How to calculate a maximum size of a p‌r‌o‌b‌l‌e‌m with changing CPU speed?

Question

For example,
with a CPU speed 1 I can solve X amount of a problem with time complexity of log N.

If I speed up the CPU 100 times, what would be the X?

How can I find out this?

Is it the same as decreasing an input size by 100?

I need explanation not only answers.

Answer 1

The original problem, as defined, does not seek the [TIME]-domain complexity of an algorithm ( System-under-Test ), because both the [TIME]-domain and [SPACE]-domain complexities focus on the SuT-processing requirements' properties with respect to the scaling of the problem size -
- the N, better the f( N ).

---

O/P has asked another question:

Q:
How to calculate a maximum size-Xof a p‌r‌o‌b‌l‌e‌m,
if I speed up the CPU 100 times, what would be the X?
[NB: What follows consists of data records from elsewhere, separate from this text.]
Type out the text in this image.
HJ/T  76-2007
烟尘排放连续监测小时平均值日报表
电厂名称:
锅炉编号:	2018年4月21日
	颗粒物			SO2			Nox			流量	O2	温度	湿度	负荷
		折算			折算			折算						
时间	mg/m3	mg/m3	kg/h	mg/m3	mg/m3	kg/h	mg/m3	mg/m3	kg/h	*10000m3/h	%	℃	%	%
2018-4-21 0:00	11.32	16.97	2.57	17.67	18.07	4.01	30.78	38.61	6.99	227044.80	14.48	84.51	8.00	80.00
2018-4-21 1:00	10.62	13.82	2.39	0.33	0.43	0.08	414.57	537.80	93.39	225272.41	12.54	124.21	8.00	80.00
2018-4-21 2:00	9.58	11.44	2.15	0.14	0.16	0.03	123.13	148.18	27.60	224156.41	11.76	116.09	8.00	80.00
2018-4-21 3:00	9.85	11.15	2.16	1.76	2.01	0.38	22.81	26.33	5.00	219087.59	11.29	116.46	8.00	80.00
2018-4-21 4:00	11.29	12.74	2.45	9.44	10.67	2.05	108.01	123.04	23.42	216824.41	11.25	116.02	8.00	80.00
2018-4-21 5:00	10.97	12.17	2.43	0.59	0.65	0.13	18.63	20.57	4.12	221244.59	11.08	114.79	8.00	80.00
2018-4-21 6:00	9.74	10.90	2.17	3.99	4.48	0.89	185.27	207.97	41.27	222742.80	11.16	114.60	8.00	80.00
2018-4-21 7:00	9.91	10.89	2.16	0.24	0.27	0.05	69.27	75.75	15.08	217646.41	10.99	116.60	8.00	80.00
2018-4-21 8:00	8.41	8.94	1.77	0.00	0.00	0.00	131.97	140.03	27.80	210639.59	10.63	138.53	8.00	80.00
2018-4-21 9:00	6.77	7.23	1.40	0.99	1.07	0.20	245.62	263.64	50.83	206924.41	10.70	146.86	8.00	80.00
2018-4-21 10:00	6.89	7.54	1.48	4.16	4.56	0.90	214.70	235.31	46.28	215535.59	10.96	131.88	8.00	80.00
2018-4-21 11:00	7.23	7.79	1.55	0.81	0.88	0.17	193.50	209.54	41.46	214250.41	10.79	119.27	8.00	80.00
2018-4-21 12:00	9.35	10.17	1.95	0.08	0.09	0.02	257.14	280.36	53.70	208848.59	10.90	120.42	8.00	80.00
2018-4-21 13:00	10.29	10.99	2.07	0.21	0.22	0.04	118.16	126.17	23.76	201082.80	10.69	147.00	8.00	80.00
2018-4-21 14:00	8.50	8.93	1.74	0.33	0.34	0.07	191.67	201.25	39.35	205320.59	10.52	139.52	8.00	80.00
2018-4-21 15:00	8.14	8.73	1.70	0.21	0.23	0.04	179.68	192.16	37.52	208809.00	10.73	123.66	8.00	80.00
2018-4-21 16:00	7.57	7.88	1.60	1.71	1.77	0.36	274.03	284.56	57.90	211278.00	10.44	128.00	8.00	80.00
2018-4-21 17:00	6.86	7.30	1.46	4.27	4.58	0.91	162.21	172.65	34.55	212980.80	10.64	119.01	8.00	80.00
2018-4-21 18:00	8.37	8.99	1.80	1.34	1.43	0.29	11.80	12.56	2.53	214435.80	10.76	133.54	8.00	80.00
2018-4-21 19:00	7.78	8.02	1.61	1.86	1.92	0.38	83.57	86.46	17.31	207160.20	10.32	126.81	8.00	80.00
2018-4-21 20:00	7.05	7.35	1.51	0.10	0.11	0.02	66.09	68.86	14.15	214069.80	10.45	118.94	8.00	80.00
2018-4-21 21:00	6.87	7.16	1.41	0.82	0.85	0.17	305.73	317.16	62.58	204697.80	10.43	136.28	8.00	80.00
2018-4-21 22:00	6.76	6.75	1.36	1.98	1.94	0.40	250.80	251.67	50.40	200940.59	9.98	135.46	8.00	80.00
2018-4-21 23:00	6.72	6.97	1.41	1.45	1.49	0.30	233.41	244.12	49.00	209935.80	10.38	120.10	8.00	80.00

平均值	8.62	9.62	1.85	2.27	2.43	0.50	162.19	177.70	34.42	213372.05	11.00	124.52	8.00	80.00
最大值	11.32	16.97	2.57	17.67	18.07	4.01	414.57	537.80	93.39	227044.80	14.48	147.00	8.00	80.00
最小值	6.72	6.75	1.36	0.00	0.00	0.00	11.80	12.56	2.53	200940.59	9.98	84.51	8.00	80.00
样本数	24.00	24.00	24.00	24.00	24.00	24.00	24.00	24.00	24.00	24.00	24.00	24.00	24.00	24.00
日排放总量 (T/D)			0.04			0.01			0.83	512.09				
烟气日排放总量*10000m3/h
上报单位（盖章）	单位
which is exactly the shift of paradigm, that was expressed by Dr. John GUSTAFSON in his Law of scaling a SuT-performance, due to some resource "improvement".

The execution workload of the whole task before the ( SuT ) improvement of the resources of the system is denoted W. It includes the execution workload of the part that does not benefit from the improvement of the resources and the execution workload of the one that benefits from it. The fraction of the execution workload that would benefit from the improvement of the resources is denoted by p. The fraction concerning the part that would not benefit from it is therefore 1 − p.

Then

W = ( 1 − p )W + pW 

It is the execution of the ( SuT ) part that benefits from the improvement of the resources that is sped up by a factor s after the improvement of the ( SuT ) resources. Consequently, the execution workload of the part that does not benefit from it remains the same.

The theoretical execution workload W( s ) of the whole task after the ( SuT ) improvement of the resources is then

W( s ) = ( 1 − p )W + spW

So your "improved" X is scaled the same way to 100 X, irrespective of [TIME]-domain complexity f( N ), and an attempt to reduce N by a factor of 100 ( MUL/DIV ) will, on one side reduce the processing duration from a time ~ T_1_a( 100 X ) to a time ~ T_1_b( X ), which in the case of the above posted known [TIME]-domain complexity f( N ) = log( N ) would yield to a time saving of:
T_1_b = T_1_a - 2.0 i.e. 2 units of time, yet without knowing anything with respect to the "improved" resources performance.

Use the Gustafson's Law to scale the Workload, measured by a known problem size ( and derive the resized Workload-size, that will get processed in the same [TIME]-domain budget T_1, after having the 100x improvement of the speed of the SuT "resources",
that will take the same time T_1 == T_100 - right because that larger input-base ( SuT Workload ) of X --> k X will yet get processed in the same time == T_1 right because the SuT( CPU ) was improved those 100-times ). T_1( X ) ~ log( X ) == log( k X ) ~ T_100( k X )

In more complex ( and more realistic ) setups, where only some fraction of SuT system resources got improved { CPU | CACHE | RAM }, but the fileIO remains the same "slow", the fileIO-processing will remain the blocking bottleneck for fileIO-based workloads and thus no such increase in Gustafson's Law scaled workload W( 100 ) will be achievable...

Answer 2

Time-complexity has no relation to speed of the machine on which the problem is being solved. Complexity is the attribute of algorithm, not the problem or CPU.

A faster CPU will simply solve the problem in lesser time. However, the faster CPU will solve any problem whatsoever in lesser time.

---

If you have an algorithm that solves a problem with time complexity of log N and you pass it a problem set of size X, the time taken by a CPU will be proportional to log X.

Let's say that the time taken on a CPU is equal to ( a * log X ). On a faster CPU, the time taken will again be proportional to log X again. However, on this CPU the time taken would be something like equal to ( b * log X ).

And since the second CPU is faster than the first CPU, b would be less than a.